You see a lot of appeal in B movies? I always thought of them as “not good enough to be A movies”. But I suppose there's that fun deliberite exploitation element in them and freedom to explore softcore sex and Sci-Fi fantasy elements with a lot more abandon than any mainstream project could ever attempt. That must be it?

The real final question is…

Question 10.
All these comics must be a significant part of your life now. From what you've described your comic work must be a huge commitment… a bit of a burden, but also a personal glory. What would you do if they were suddenly no longer a part of your life? Would you rejoice , being free of the commitment? Or would it leave a huge empty great aching hole?

bravo1102
For me the appeal of B-movies is the violence, the nudity and often the wild abandon of all sensible story telling. However there are plenty of true gems. Hammer and Roger Corman are considered B-movies and some of the most innovative filmmaking happened on Poverty row in Classic Hollywood. And they're fun! Writing them is great because you can really take off with a crazy over the top idea. Like Interstellar Bloodbeasts or Attack of the Robofemoids and the twenty plus other ideas I have outlined and written.

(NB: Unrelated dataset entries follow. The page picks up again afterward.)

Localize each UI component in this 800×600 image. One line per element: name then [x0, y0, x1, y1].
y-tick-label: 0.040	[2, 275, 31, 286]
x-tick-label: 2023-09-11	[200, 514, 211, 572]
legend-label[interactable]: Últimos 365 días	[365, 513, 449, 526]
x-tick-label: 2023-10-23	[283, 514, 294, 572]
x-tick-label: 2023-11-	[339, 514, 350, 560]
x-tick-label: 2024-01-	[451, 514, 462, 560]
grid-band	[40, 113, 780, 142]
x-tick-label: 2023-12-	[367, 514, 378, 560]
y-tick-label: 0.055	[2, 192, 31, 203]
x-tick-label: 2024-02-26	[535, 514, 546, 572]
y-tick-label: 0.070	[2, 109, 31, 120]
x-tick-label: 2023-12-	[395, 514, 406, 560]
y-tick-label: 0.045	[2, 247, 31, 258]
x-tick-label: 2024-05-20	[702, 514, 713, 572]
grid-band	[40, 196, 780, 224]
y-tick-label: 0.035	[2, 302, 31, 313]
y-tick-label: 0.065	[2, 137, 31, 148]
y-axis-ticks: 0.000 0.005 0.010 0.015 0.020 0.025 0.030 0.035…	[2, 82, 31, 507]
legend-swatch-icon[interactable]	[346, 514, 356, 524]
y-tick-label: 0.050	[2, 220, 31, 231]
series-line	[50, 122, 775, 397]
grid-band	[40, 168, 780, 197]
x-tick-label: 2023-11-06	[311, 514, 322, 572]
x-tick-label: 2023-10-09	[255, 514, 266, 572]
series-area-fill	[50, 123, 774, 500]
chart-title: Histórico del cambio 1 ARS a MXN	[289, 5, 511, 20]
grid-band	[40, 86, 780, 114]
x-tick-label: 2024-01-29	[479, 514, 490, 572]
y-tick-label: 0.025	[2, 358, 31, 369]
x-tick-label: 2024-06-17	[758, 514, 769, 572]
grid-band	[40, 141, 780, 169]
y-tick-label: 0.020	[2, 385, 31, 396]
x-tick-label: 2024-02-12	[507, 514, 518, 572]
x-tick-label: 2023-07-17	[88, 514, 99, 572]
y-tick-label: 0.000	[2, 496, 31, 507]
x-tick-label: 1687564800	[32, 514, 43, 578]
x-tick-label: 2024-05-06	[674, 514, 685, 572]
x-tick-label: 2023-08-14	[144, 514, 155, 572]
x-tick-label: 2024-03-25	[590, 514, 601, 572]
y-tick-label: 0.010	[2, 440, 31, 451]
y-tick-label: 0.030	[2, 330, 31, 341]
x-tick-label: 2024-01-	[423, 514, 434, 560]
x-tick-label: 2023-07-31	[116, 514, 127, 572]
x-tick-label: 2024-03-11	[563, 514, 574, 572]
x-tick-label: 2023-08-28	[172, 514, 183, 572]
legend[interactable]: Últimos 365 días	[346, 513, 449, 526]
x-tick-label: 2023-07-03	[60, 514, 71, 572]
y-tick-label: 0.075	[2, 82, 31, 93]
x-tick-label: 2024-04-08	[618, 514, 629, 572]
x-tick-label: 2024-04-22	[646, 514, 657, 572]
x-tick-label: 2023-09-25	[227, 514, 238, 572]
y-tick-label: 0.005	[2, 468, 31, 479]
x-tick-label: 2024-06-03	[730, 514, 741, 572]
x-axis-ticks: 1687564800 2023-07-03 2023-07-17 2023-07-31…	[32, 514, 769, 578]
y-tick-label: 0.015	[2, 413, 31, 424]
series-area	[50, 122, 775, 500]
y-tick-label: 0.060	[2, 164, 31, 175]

Personal glory? Are you absolutely certain we're talking about the same comic here? If it disappeared tomorrow (it would take a lot of work getting rid of all those figures) Lack of time wouldn't do it. It has always amazed me that the less time I have, the better I manage it and the more work I seem to get done. If it all went away, I'd rejoice, but only at first. I'd feel the ache of wanting to tell stories. This is working for me, but if it stopped I'd have to find some other way to tell stories. Ways that are a lot more expensive and hard to do. You'd probably see the super-cheapo indy video production of Robofemoids.

I've already stopped production on Go a Viking three times but every time I've restarted. I'd go into another one of my many hobbies but the story telling bug would always be there nagging at me. Now if only I could get someone to bother reading it. lol!

And that concludes my interview with Bravo1102, aka private civilian Stephan Willoughby, aka Sergent Willoughby!
  IT'S OLD BATMAN
last edited on July 14, 2011 3:42PM
harkovast at 8:51AM, May 18, 2009
(online)
posts: 5,197
joined: 10-12-2008
The thing that stood out most here was the emphasis on “BUT NOT BARBIES!”
I hadn't considered before, but now I've got this image of Smither's house from the simpsons….

Remember, they aren't dolls! Girls play with dolls!

Men, MANLY MEN, utilise action figures and highly realistic models!

Great interview, lots of insight into the thinking behind the comic.

For more Harkovast related goings on, go to the Harkovast Forum
last edited on July 14, 2011 12:43PM
bravo1102 at 12:15PM, May 18, 2009
(online)
posts: 3,223
joined: 1-21-2008
Damn, I talk a lot.

Funny how in all those walls of text of mine what still stands out is the doll versus action figure thing. lol!

No matter what you do with a Barbie she always looks like a department store manniquin. :)

She only has six points of articulation (neck, shoulders, waist, hips) Can't do a whole lot with a figure whose wrists and elbows don't move and those feet! lol!

However, I do use a lot from Barbie's wardrobe.